L'interfaccia utente agile, snella e minimalista permette di godere del racconto senza mai staccare gli occhi dallo schermo e la mano dal mouse, garantendo così una lodevole immersività. Nella periferica di puntamento sono raccolti tutti i comandi necessari per manipolare gli oggetti e lo spazio circostante, strumenti questi necessari per venire a capo degli enigmi, rompicapo intelligenti e legati al pensiero logico.
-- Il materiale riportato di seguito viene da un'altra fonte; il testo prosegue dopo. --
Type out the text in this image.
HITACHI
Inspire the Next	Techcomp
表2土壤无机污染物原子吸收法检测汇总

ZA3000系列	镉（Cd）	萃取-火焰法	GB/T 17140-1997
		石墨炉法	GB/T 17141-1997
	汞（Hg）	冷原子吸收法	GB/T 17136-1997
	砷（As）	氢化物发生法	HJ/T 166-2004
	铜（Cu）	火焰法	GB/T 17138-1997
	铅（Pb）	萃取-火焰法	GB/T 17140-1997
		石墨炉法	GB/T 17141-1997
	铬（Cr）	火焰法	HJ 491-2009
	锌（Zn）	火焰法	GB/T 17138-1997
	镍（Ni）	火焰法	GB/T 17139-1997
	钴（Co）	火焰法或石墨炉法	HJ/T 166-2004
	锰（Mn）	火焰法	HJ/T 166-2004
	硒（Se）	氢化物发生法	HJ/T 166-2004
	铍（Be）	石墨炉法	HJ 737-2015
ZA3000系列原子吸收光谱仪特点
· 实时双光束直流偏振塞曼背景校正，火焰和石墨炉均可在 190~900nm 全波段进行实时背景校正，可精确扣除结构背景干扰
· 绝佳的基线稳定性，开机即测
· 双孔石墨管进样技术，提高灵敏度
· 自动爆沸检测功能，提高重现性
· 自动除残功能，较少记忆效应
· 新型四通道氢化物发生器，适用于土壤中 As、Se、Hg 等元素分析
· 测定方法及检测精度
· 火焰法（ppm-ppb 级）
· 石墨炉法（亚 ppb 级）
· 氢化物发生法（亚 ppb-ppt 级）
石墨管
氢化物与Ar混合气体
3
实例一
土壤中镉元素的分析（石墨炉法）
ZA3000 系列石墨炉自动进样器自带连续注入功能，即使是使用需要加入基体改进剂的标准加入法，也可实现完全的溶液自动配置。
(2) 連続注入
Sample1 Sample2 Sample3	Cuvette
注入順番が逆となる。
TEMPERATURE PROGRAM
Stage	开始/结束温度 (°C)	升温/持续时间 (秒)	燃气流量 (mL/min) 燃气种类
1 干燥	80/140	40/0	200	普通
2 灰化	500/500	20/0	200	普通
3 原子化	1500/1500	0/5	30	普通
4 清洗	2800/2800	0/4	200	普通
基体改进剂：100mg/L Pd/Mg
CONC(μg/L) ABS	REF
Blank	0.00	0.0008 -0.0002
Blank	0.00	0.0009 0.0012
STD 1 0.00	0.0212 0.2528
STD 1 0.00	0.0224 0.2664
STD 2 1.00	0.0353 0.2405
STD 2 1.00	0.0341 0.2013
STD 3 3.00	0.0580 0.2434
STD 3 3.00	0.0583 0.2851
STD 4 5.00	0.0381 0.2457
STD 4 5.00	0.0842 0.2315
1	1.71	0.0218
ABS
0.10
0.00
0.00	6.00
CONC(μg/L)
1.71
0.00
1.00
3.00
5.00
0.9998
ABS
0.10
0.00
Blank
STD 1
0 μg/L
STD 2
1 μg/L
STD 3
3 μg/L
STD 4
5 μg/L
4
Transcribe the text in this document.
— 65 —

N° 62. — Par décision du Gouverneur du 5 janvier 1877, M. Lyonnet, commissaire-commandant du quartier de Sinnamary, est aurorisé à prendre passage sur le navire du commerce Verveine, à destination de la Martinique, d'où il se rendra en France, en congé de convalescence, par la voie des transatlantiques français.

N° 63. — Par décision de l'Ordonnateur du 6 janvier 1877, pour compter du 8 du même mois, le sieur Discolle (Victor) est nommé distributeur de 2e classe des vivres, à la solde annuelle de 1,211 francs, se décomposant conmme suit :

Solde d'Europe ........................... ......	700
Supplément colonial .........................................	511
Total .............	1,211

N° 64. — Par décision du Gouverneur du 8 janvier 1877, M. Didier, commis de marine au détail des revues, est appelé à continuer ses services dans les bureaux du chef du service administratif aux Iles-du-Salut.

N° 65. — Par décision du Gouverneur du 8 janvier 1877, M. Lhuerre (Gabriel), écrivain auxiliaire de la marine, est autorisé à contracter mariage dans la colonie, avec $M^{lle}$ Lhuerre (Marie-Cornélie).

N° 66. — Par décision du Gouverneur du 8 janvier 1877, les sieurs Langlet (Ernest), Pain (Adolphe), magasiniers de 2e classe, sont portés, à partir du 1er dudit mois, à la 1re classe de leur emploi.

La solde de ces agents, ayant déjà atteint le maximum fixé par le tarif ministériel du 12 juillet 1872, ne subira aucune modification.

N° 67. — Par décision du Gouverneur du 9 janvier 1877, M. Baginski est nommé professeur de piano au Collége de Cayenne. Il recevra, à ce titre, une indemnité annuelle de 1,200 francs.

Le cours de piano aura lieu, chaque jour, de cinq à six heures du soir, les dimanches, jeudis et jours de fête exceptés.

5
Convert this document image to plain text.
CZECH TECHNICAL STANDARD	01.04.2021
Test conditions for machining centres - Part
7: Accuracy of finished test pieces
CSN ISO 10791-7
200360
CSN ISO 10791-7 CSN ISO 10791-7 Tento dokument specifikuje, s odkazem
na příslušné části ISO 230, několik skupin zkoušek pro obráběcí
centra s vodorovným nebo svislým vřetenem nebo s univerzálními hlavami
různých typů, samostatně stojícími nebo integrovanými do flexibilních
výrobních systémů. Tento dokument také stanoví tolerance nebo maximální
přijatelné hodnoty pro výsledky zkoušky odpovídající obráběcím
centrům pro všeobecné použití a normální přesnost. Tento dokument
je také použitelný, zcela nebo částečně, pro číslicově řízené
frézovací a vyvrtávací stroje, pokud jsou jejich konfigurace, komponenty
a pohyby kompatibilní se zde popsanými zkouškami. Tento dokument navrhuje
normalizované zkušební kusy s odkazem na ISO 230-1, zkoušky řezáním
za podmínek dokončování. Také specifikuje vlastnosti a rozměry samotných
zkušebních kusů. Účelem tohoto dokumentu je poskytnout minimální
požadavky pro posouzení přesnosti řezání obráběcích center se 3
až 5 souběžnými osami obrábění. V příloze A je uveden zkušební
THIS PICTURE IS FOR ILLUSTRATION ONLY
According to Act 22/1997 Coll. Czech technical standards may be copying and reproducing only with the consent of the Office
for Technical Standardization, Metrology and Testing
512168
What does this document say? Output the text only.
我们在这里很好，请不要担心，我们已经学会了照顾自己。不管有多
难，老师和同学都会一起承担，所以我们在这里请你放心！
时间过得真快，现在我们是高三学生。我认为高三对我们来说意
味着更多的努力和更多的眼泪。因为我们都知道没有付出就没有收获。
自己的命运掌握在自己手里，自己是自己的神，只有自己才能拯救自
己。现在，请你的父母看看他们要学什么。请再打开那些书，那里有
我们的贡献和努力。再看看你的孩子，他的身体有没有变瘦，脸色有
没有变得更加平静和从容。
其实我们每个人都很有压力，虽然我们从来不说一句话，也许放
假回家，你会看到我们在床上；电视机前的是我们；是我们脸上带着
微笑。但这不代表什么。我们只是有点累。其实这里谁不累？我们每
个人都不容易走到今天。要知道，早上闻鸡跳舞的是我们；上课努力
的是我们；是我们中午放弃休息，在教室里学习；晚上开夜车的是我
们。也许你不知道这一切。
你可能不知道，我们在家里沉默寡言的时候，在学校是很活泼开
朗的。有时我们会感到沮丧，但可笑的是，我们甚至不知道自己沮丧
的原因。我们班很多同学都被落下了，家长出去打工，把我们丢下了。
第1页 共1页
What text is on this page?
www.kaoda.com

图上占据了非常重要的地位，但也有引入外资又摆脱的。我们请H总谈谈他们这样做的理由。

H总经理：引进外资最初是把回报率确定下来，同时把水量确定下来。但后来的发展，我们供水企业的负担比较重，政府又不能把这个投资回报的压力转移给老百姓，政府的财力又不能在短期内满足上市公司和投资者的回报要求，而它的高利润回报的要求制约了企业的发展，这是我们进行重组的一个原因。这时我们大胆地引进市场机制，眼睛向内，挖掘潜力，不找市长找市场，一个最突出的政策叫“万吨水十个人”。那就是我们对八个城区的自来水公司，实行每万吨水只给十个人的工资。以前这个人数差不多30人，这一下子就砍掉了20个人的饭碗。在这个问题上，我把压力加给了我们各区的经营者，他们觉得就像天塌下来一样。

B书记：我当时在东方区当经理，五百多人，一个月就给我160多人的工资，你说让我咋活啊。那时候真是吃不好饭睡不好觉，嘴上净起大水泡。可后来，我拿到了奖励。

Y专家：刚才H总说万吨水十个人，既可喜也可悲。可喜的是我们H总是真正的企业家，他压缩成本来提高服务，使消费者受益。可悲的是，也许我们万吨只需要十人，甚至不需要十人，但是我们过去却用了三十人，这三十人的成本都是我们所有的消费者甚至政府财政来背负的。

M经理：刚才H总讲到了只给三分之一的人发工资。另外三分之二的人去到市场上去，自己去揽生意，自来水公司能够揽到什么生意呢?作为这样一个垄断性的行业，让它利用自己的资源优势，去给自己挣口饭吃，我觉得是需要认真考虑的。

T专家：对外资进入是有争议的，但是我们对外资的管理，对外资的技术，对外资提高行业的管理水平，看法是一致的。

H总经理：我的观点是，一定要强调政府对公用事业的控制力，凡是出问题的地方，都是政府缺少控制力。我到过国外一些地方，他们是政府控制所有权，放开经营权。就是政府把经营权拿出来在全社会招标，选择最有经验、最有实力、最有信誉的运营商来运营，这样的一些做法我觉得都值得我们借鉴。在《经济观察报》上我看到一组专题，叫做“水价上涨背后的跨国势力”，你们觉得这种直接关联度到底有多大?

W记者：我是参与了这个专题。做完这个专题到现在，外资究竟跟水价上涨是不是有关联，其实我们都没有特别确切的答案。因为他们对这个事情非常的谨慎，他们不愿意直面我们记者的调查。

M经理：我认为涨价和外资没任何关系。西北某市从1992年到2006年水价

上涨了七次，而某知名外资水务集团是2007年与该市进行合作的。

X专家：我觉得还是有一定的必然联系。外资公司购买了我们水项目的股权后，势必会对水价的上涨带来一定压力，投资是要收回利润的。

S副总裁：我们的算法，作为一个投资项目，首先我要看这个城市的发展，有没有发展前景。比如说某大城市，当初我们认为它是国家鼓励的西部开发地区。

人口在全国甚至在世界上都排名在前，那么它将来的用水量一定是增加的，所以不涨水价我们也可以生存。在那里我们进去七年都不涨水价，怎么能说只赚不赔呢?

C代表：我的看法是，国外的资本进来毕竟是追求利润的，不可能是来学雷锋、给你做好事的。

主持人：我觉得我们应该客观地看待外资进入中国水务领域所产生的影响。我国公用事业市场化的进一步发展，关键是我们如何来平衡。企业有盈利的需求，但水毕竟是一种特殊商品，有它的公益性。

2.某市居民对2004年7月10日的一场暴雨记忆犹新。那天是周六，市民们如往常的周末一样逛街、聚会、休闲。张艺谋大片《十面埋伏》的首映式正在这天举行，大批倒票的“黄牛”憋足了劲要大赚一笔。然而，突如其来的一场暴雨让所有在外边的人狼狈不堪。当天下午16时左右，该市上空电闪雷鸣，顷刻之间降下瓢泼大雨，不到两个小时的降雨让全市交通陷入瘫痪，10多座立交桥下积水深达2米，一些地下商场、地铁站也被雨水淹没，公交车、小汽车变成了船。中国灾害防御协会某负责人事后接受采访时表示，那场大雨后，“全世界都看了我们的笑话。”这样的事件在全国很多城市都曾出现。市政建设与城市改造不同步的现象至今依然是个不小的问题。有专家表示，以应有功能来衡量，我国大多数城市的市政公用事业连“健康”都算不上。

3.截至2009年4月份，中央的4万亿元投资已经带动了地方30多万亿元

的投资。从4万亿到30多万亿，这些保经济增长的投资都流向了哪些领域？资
Al contrario di alcune avventure, The Night of the Rabbit non abbandona mai la strada della concretezza per facili scorciatoie all'insegna del “pixel hunting”, sottolineando con estrema chiarezza i punti con i quali è possibile interagire: l'indicatore a schermo modifica la sua forma in base alle zone d'interesse, in maniera precisa, evitando così di lasciare adito a dubbi. Nel caso qualcosa sfugga, tramite la pressione prolungata del tasto centrale del mouse è possibile rimarcare, con annesso ausilio visivo, ciò che è stato distrattamente tralasciato. Tale strumento a mio avviso va usato con parsimonia, al fine di evitare ripercussioni negative sull'esperienza ludica.
Tempi di caricamento non sempre fulminei e alcune pause prolungate fra una scena e l'altra sono piccoli difetti imputati alla natura del codice embrionale da me provato, una porzione di gioco pari a circa un quinto del contenuto effettivo. Nelle due ore trascorse ho avuto modo di saggiare la bontà dell'aspetto grafico, gradevole, delicato e privo di qualsiasi eccesso, una solida base capace di sopportare il peso del racconto. Personaggi buffi, dotati di passioni e fobie, si alternano sul palco recitando un copione gradevole, in cui la logorrea, colei che da sempre distingue l'oratore dallo scocciatore, raramente fa capolino. I testi sono impreziositi dal buon doppiaggio in lingua inglese, in cui la convincente prova degli attori riesce a dare voce a quelle sagome bidimensionali all'apparenza prive di vita.
Nonostante il soggiorno in quel di Mousewood sia stato piuttosto breve, nutro una certa fiducia sulla qualità complessiva di The Night of the Rabbit, un'avventura grafica sviluppata con passione e dedizione da parte di chi, con Deponia, ha dimostrato una notevole conoscenza della grammatica di questo genere. Lucasfilm Games ha un passato glorioso, una storia indimenticabile: limitandosi esclusivamente a celebrare gli antichi fasti si rischia di perdere qualsiasi contatto con il presente, al punto da diventare polverosi oggetti d'antiquariato. Meglio guardare al futuro aspettando il prossimo 25 maggio, giorno in cui Marquis de Hoto tornerà in città con il suo spettacolo di magia.